8 comments on “A simple design time data example with Windows Store Applications for beginners

  1. Damien on said:

    Excellent post…why can’t Microsoft’s documentation and examples be this clear? For a relative noob like myself this is exactly the information I need. I can’t wait to try this out on a few of my apps…I think this will save me a lot of time when I am tweaking my layouts.

    • Iris Classon on said:

      Thank you =) Makes me very happy to hear! I try to keep examples as simple as possible- and I’ll keep making them, it’s fun!

  2. Dave Voyles on said:

    As always, you’ve put together another great tutorial! Your sample is so much clearer than any of the MS provided ones.

    I did run into one hitch, however. I’m developing on Windows Phone 8, and for some reason I kept getting an error stating that DesignTimeData did not appear in my namespace (this is from my MainPage.xaml).

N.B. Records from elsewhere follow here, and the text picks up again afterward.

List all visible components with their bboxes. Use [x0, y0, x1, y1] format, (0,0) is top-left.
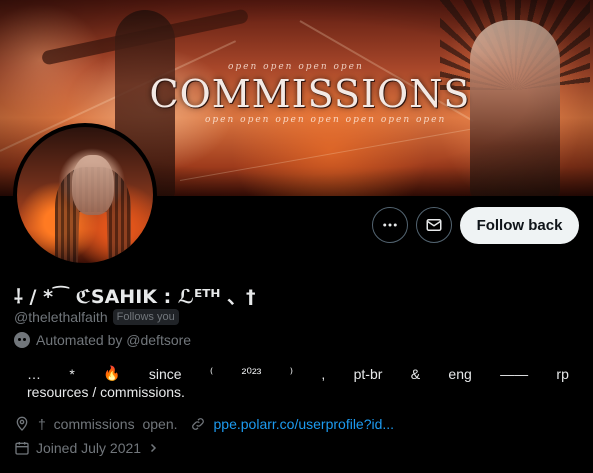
- bio-line-2: resources / commissions.: [27, 384, 185, 400]
- bio-token: ⁾: [289, 365, 294, 381]
- calendar-icon: [15, 442, 29, 455]
- message-button[interactable]: [416, 207, 452, 243]
- bio-token: pt-br: [353, 365, 383, 382]
- location-text: † commissions open.: [38, 416, 178, 432]
- envelope-icon: [426, 219, 442, 231]
- bio-token: &: [410, 365, 421, 382]
- handle: @thelethalfaith: [14, 309, 108, 325]
- bot-icon: [14, 332, 30, 348]
- bio-token: rp: [556, 365, 569, 382]
- automated-label[interactable]: Automated by @deftsore: [14, 332, 191, 348]
- bio-token: *: [69, 365, 75, 382]
- bio-token: ,: [321, 365, 326, 382]
- website-link[interactable]: ppe.polarr.co/userprofile?id...: [214, 416, 395, 432]
- joined-row[interactable]: Joined July 2021: [14, 440, 159, 456]
- banner-script-bottom: open open open open open open open: [205, 115, 447, 125]
- banner-title: COMMISSIONS: [149, 72, 471, 116]
- chevron-right-icon: [151, 443, 157, 453]
- bio-token: eng: [448, 365, 472, 382]
- display-name: ⸸ / *⁀ ℭSAHIK : ℒᴱᵀᴴ 、†: [14, 286, 256, 308]
- bio-token: ²⁰²³: [241, 365, 262, 381]
- bio-token: ——: [500, 365, 529, 382]
- location-pin-icon: [16, 416, 28, 431]
- joined-date: Joined July 2021: [36, 440, 142, 456]
- handle-row: @thelethalfaith Follows you: [14, 309, 179, 325]
- more-options-button[interactable]: [372, 207, 408, 243]
- more-horizontal-icon: [383, 223, 397, 227]
- link-icon: [191, 418, 204, 430]
- bio-token: ⁽: [209, 365, 214, 381]
- banner-script-top: open open open open: [228, 62, 364, 72]
- profile-page: open open open open COMMISSIONS open ope…: [0, 0, 593, 473]
- profile-meta-row: † commissions open. ppe.polarr.co/userpr…: [14, 416, 394, 432]
- bio-token: …: [27, 365, 41, 382]
- bio-line-1: … * 🔥 since ⁽ ²⁰²³ ⁾ , pt-br & eng —— rp: [27, 365, 569, 382]
- follow-back-button[interactable]: Follow back: [460, 207, 579, 244]
- avatar[interactable]: [13, 123, 157, 267]
- fire-icon: 🔥: [103, 365, 121, 381]
- follows-you-badge: Follows you: [112, 309, 179, 325]
- bio-token: since: [148, 365, 182, 382]
- automated-by-text: Automated by @deftsore: [36, 332, 192, 348]
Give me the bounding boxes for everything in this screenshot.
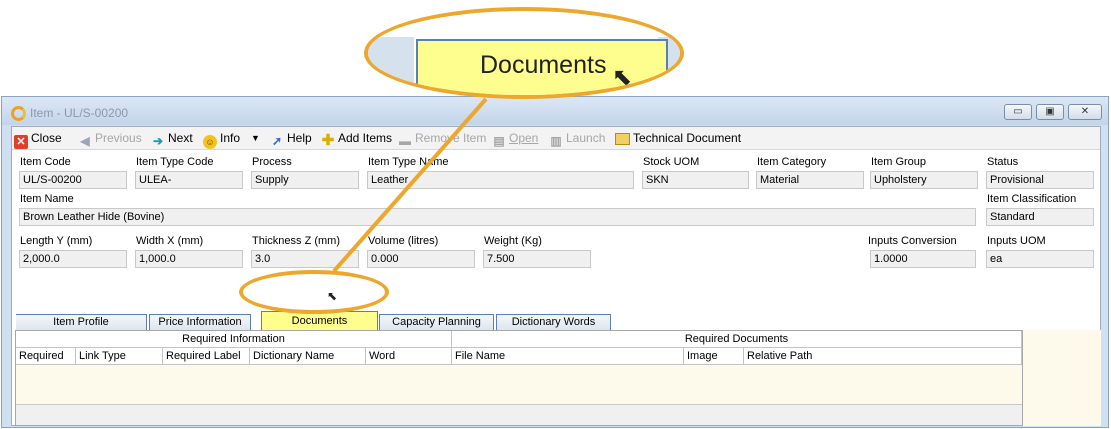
highlight-ring — [239, 270, 389, 314]
mouse-cursor-icon: ⬉ — [327, 289, 338, 303]
zoom-lens: Documents ⬉ — [364, 7, 684, 99]
zoom-documents-label: Documents — [480, 51, 607, 79]
callout-line — [332, 97, 488, 273]
zoom-neighbor-tab-left — [368, 37, 414, 95]
zoom-cursor-icon: ⬉ — [612, 64, 633, 91]
zoom-content: Documents ⬉ — [368, 11, 680, 95]
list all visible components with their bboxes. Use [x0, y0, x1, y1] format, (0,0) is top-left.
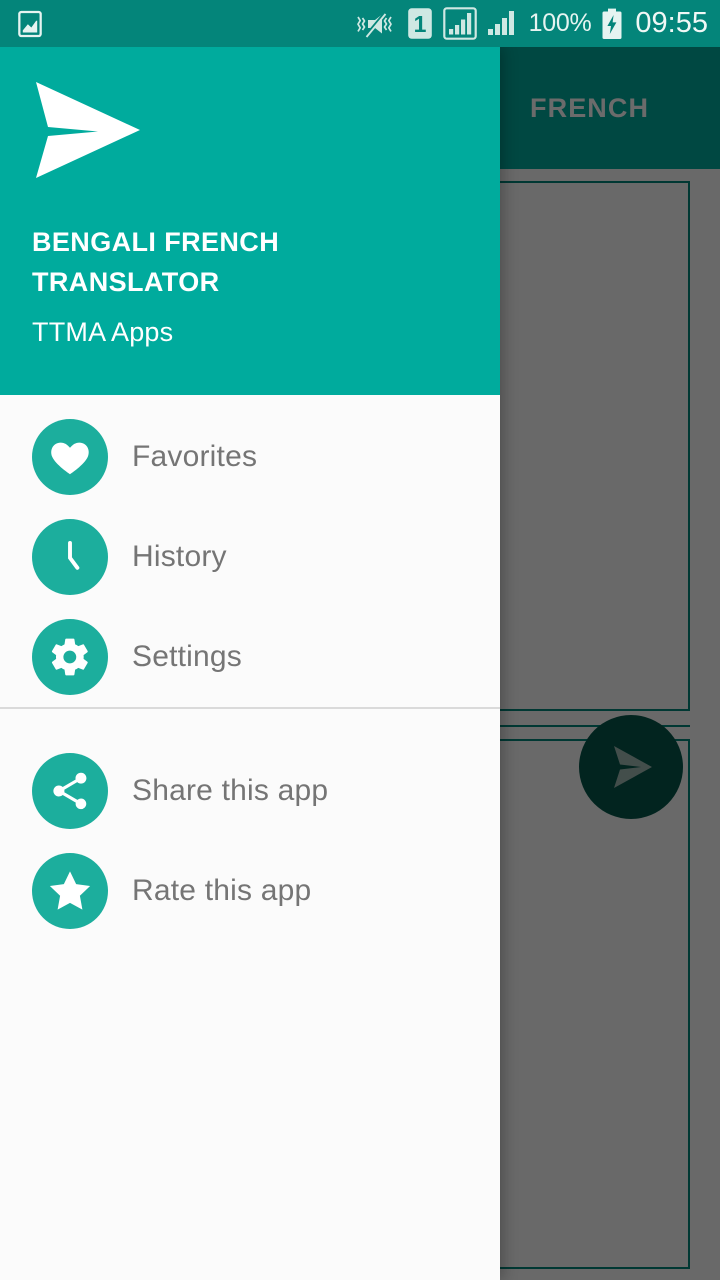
sidebar-item-settings[interactable]: Settings	[0, 607, 500, 707]
star-icon	[32, 853, 108, 929]
sim-1-icon: 1	[407, 8, 432, 39]
drawer-app-subtitle: TTMA Apps	[32, 317, 174, 347]
sidebar-item-rate-this-app[interactable]: Rate this app	[0, 841, 500, 941]
send-paper-plane-logo-icon	[36, 82, 140, 178]
photo-gallery-icon	[18, 10, 42, 38]
svg-text:1: 1	[413, 11, 426, 37]
battery-percent-label: 100%	[528, 9, 592, 37]
signal-bars-sim2-icon	[487, 11, 514, 35]
drawer-nav-group-primary: Favorites History Settings	[0, 395, 500, 707]
gear-icon	[32, 619, 108, 695]
drawer-app-title: BENGALI FRENCH TRANSLATOR	[32, 227, 280, 297]
heart-icon	[32, 419, 108, 495]
clock-icon	[32, 519, 108, 595]
navigation-drawer: BENGALI FRENCH TRANSLATOR TTMA Apps Favo…	[0, 47, 500, 1280]
sidebar-item-label: Share this app	[132, 774, 329, 807]
sidebar-item-label: Favorites	[132, 440, 258, 473]
sidebar-item-label: Settings	[132, 640, 242, 673]
vibrate-mute-icon	[356, 11, 392, 38]
sidebar-item-share-this-app[interactable]: Share this app	[0, 741, 500, 841]
drawer-header: BENGALI FRENCH TRANSLATOR TTMA Apps	[0, 47, 500, 395]
signal-bars-sim1-icon	[442, 7, 477, 40]
status-bar-clock: 09:55	[635, 7, 708, 39]
share-icon	[32, 753, 108, 829]
phone-screen: FRENCH BENGALI FRENCH TRANSLATOR TTMA Ap…	[0, 0, 720, 1280]
status-bar-right-icons: 1 100% 09:55	[355, 0, 708, 47]
drawer-nav-group-secondary: Share this app Rate this app	[0, 709, 500, 941]
sidebar-item-history[interactable]: History	[0, 507, 500, 607]
sidebar-item-label: Rate this app	[132, 874, 312, 907]
sidebar-item-favorites[interactable]: Favorites	[0, 407, 500, 507]
drawer-scrim-overlay[interactable]	[500, 47, 720, 1280]
battery-charging-icon	[602, 8, 622, 39]
status-bar: 1 100% 09:55	[0, 0, 720, 47]
sidebar-item-label: History	[132, 540, 227, 573]
status-bar-left-icons	[14, 8, 46, 40]
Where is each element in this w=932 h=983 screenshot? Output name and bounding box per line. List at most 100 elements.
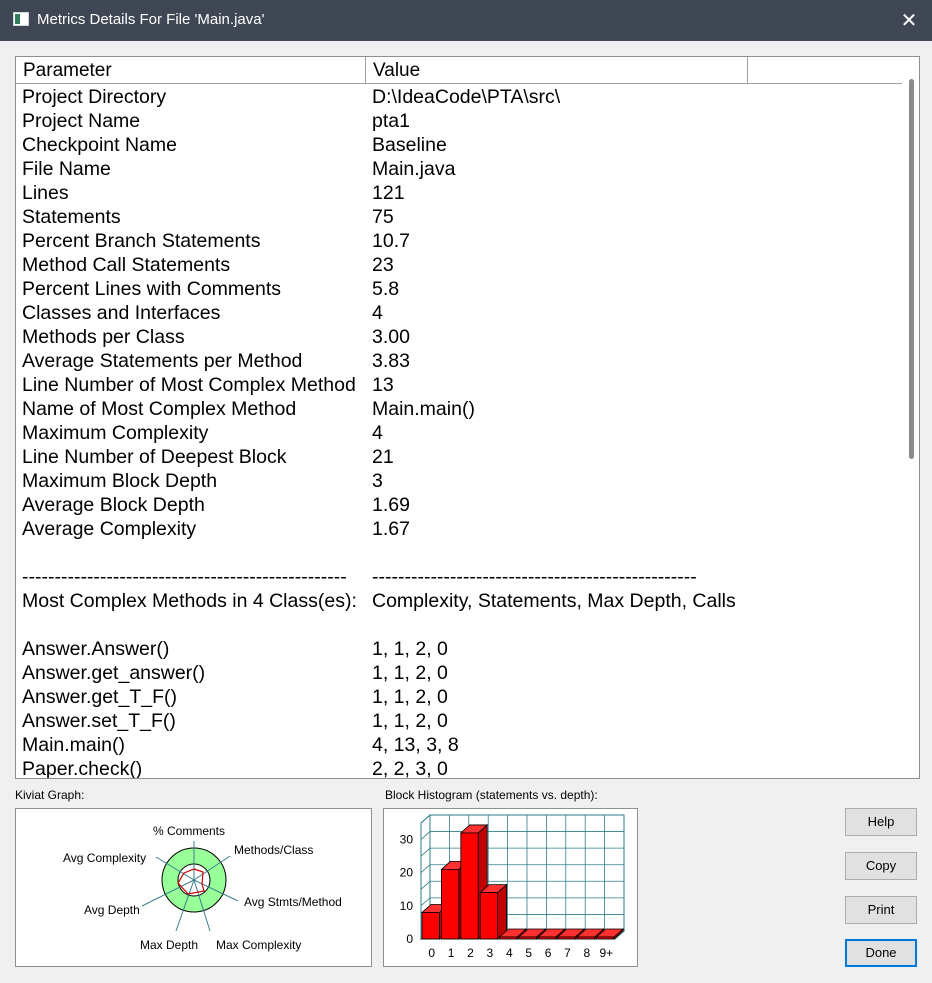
table-row[interactable]: Project Name pta1 [16,109,903,133]
kiviat-axis-label: % Comments [153,824,225,838]
value-cell: 75 [372,206,394,228]
kiviat-graph-svg: % Comments Methods/Class Avg Stmts/Method M… [63,824,342,952]
table-row[interactable]: Average Complexity 1.67 [16,517,903,541]
value-cell: 2, 2, 3, 0 [372,758,448,779]
x-tick-label: 8 [584,946,591,960]
metrics-rows: Project Directory D:\IdeaCode\PTA\src\ Pro… [16,85,903,779]
value-cell: 3.83 [372,350,410,372]
table-row[interactable]: Line Number of Deepest Block 21 [16,445,903,469]
table-row[interactable]: Answer.get_T_F() 1, 1, 2, 0 [16,685,903,709]
parameter-cell: Most Complex Methods in 4 Class(es): [22,590,357,612]
table-row[interactable]: Statements 75 [16,205,903,229]
column-header-empty [748,57,903,84]
y-tick-label: 0 [406,932,413,946]
histogram-bar [421,912,440,940]
parameter-cell: Classes and Interfaces [22,302,221,324]
parameter-cell: Answer.Answer() [22,638,170,660]
parameter-cell: Project Name [22,110,141,132]
table-row[interactable]: Answer.set_T_F() 1, 1, 2, 0 [16,709,903,733]
copy-button[interactable]: Copy [845,852,917,880]
value-cell: 4, 13, 3, 8 [372,734,459,756]
parameter-cell: Answer.get_answer() [22,662,206,684]
table-row[interactable]: Line Number of Most Complex Method 13 [16,373,903,397]
parameter-cell: Main.main() [22,734,125,756]
histogram-bar [499,936,518,940]
scrollbar-thumb[interactable] [909,79,914,459]
value-cell: Main.main() [372,398,475,420]
table-row[interactable]: Lines 121 [16,181,903,205]
table-row[interactable]: Average Statements per Method 3.83 [16,349,903,373]
metrics-list[interactable]: Parameter Value Project Directory D:\Idea… [15,56,920,779]
table-row[interactable]: Method Call Statements 23 [16,253,903,277]
parameter-cell: Paper.check() [22,758,143,779]
table-row[interactable]: Methods per Class 3.00 [16,325,903,349]
value-cell: 1, 1, 2, 0 [372,686,448,708]
kiviat-axis-label: Max Complexity [216,938,301,952]
histogram-bar [518,936,537,940]
parameter-cell: Methods per Class [22,326,185,348]
table-row[interactable] [16,613,903,637]
value-cell: 1, 1, 2, 0 [372,710,448,732]
parameter-cell: Lines [22,182,69,204]
table-row[interactable]: Answer.get_answer() 1, 1, 2, 0 [16,661,903,685]
close-button[interactable]: ✕ [886,0,932,41]
parameter-cell: File Name [22,158,111,180]
kiviat-axis-label: Avg Stmts/Method [244,895,342,909]
block-histogram-label: Block Histogram (statements vs. depth): [385,788,598,802]
value-cell: 4 [372,422,383,444]
help-button[interactable]: Help [845,808,917,836]
table-row[interactable]: Paper.check() 2, 2, 3, 0 [16,757,903,779]
histogram-bar [557,936,576,940]
parameter-cell: Method Call Statements [22,254,231,276]
table-row[interactable]: Answer.Answer() 1, 1, 2, 0 [16,637,903,661]
parameter-cell: Statements [22,206,121,228]
parameter-cell: Percent Branch Statements [22,230,261,252]
done-button[interactable]: Done [845,939,917,967]
parameter-cell: Average Block Depth [22,494,205,516]
print-button[interactable]: Print [845,896,917,924]
x-tick-label: 1 [448,946,455,960]
histogram-bar [441,869,460,940]
x-tick-label: 3 [487,946,494,960]
histogram-bar [596,936,615,940]
parameter-cell: Checkpoint Name [22,134,177,156]
x-tick-label: 5 [525,946,532,960]
table-row[interactable] [16,541,903,565]
value-cell: 3.00 [372,326,410,348]
table-row[interactable]: ----------------------------------------… [16,565,903,589]
table-row[interactable]: Most Complex Methods in 4 Class(es): Comp… [16,589,903,613]
y-tick-label: 20 [400,866,414,880]
vertical-scrollbar[interactable] [902,57,919,778]
kiviat-graph: % Comments Methods/Class Avg Stmts/Method M… [15,808,372,967]
column-header-value[interactable]: Value [366,57,748,84]
kiviat-axis-label: Avg Complexity [63,851,146,865]
table-row[interactable]: Average Block Depth 1.69 [16,493,903,517]
table-row[interactable]: Maximum Complexity 4 [16,421,903,445]
parameter-cell: Answer.set_T_F() [22,710,176,732]
histogram-svg: 01020300 1 2 3 4 5 6 7 8 9+ [400,813,626,960]
column-header-parameter[interactable]: Parameter [16,57,366,84]
value-cell: 1.67 [372,518,410,540]
parameter-cell: Line Number of Most Complex Method [22,374,356,396]
table-row[interactable]: File Name Main.java [16,157,903,181]
parameter-cell: Percent Lines with Comments [22,278,282,300]
value-cell: Main.java [372,158,456,180]
value-cell: 5.8 [372,278,400,300]
value-cell: pta1 [372,110,410,132]
kiviat-axis-label: Avg Depth [84,903,140,917]
table-row[interactable]: Name of Most Complex Method Main.main() [16,397,903,421]
parameter-cell: ----------------------------------------… [22,566,347,588]
table-row[interactable]: Main.main() 4, 13, 3, 8 [16,733,903,757]
table-row[interactable]: Checkpoint Name Baseline [16,133,903,157]
table-row[interactable]: Classes and Interfaces 4 [16,301,903,325]
table-row[interactable]: Percent Branch Statements 10.7 [16,229,903,253]
table-row[interactable]: Project Directory D:\IdeaCode\PTA\src\ [16,85,903,109]
value-cell: 21 [372,446,394,468]
value-cell: 10.7 [372,230,410,252]
y-tick-label: 10 [400,899,414,913]
kiviat-axis-label: Max Depth [140,938,198,952]
parameter-cell: Maximum Complexity [22,422,209,444]
value-cell: Baseline [372,134,447,156]
table-row[interactable]: Maximum Block Depth 3 [16,469,903,493]
table-row[interactable]: Percent Lines with Comments 5.8 [16,277,903,301]
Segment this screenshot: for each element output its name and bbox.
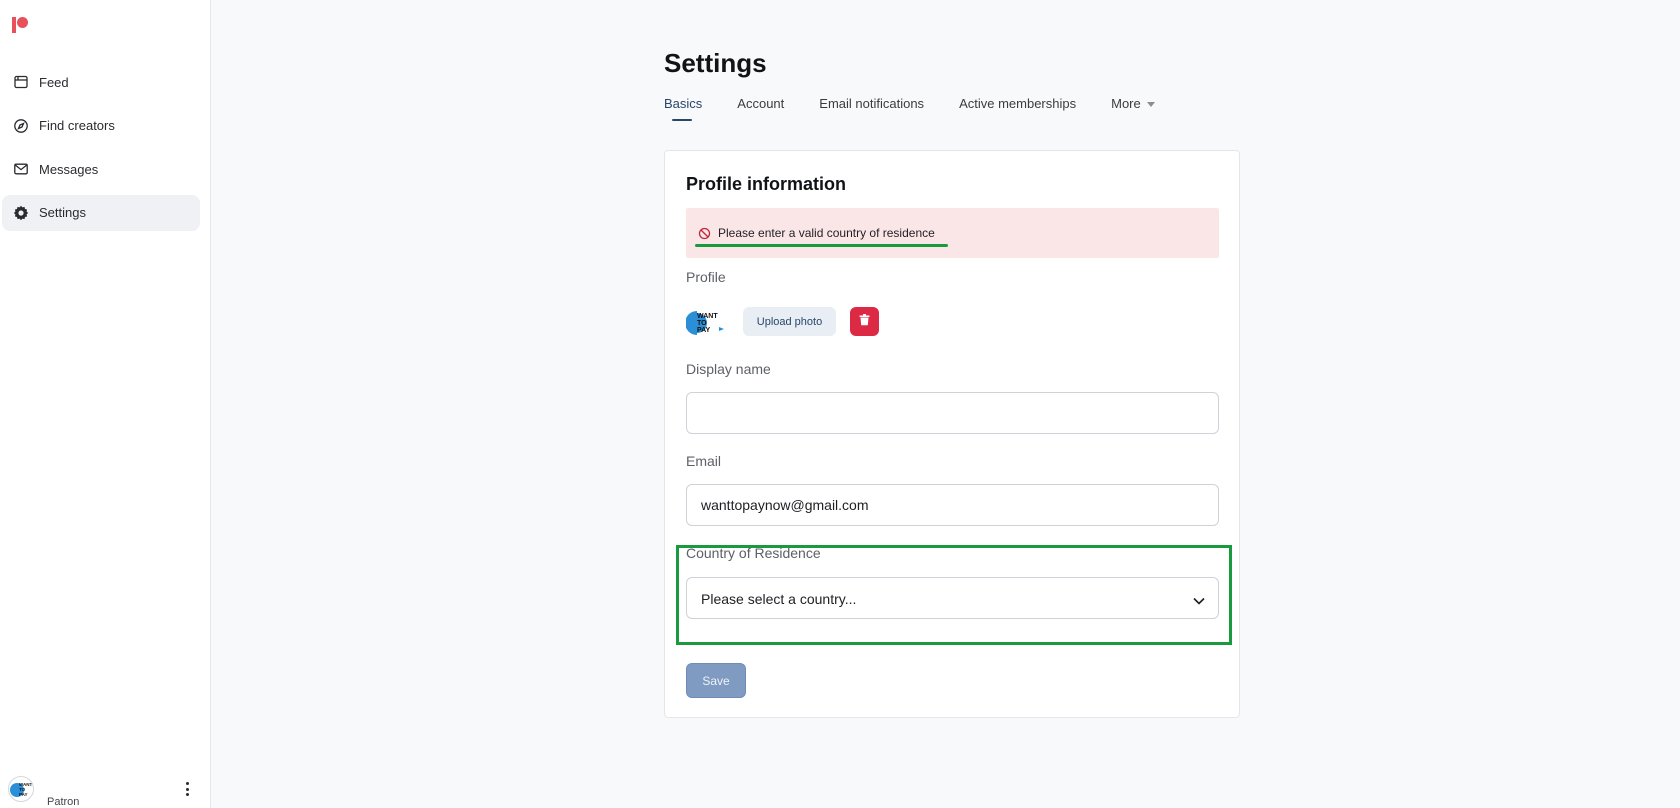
profile-card: Profile information Please enter a valid… bbox=[664, 150, 1240, 718]
sidebar: Feed Find creators Messages Settings WAN… bbox=[0, 0, 211, 808]
tab-active-memberships[interactable]: Active memberships bbox=[959, 96, 1076, 120]
chevron-down-icon bbox=[1192, 593, 1206, 605]
prohibited-icon bbox=[698, 227, 711, 240]
sidebar-item-label: Messages bbox=[39, 161, 99, 177]
trash-icon bbox=[859, 314, 870, 329]
user-menu[interactable]: WANT TO PAY Patron bbox=[8, 776, 203, 808]
profile-label: Profile bbox=[686, 269, 726, 285]
display-name-label: Display name bbox=[686, 361, 771, 377]
settings-tabs: Basics Account Email notifications Activ… bbox=[664, 96, 1190, 126]
svg-text:PAY: PAY bbox=[19, 792, 28, 797]
sidebar-item-label: Settings bbox=[39, 205, 86, 220]
caret-down-icon bbox=[1146, 102, 1155, 108]
svg-text:PAY: PAY bbox=[697, 327, 711, 334]
tab-more[interactable]: More bbox=[1111, 96, 1155, 120]
sidebar-nav: Feed Find creators Messages Settings bbox=[0, 64, 211, 238]
tab-account[interactable]: Account bbox=[737, 96, 784, 120]
avatar[interactable]: WANT TO PAY bbox=[8, 776, 34, 802]
patreon-logo-icon[interactable] bbox=[12, 17, 30, 35]
error-alert: Please enter a valid country of residenc… bbox=[686, 208, 1219, 258]
upload-photo-button[interactable]: Upload photo bbox=[743, 307, 836, 336]
country-label: Country of Residence bbox=[686, 545, 821, 561]
user-role: Patron bbox=[47, 796, 80, 808]
more-options-icon[interactable] bbox=[182, 780, 192, 798]
sidebar-item-feed[interactable]: Feed bbox=[2, 64, 200, 100]
tab-email-notifications[interactable]: Email notifications bbox=[819, 96, 924, 120]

    Apparently I needed to use this:

    xmlns:local=”clr-namespace:PhoneApp2″

    The key point here is the “CLR-”

    I’m not sure of why it required that, but once I had that in place, it all worked fine. Figured I would save someone else the grief!

    • Iris Classon on said:

      Thank you =)

      yeah- namespaces differ between those two platforms- it’s one of the (many) breaking changes between the platforms.
      Windows phone: xmlns:local=”clr-namespace:Your_App” Windows Store Apps: xmlns:local=”using:Your_App”

      You can also create design time data by the click of a button in Blend for Windows Phone 8 apps (not Windows Store), I have a separate blog post coming about that.

  3. jacob clark on said:

    Sorry for the double-post, I just replied on an older post of yours about this same issue.

    My issue with binding design time data to the CollectionViewSource. I saw a great example of this in action on a channel 9 video (http://channel9.msdn.com/Events/Build/2012/3-006) but no source code and I could not determine what I have been doing wrong.

    On question is do I need to bind this to an XML data source? that would make me a sad panda…

    I can bind just find to an ObservableCollection at design time.
    I can see data just fine at run time using an CollectionViewSource
    I can’t get design time data to show using a CollectionViewSource :(

  4. Dave Voyles on said:

    “You can also create design time data by the click of a button in Blend for Windows Phone 8 apps (not Windows Store), I have a separate blog post coming about that.”

    I had no idea! Thank you!

  5. Bryce on said:

    I really like this approach but absolutely could not get it to work with my CollectionViewSource. I found one blog post that said CollectionViewSource will still require an d:Source attribute even with the page-level DataContext design-time override you provided. And here I was hoping I found a clean approach and could avoid d:Source attributes in the remaining Xaml on the page. Ah well it was worth a shot.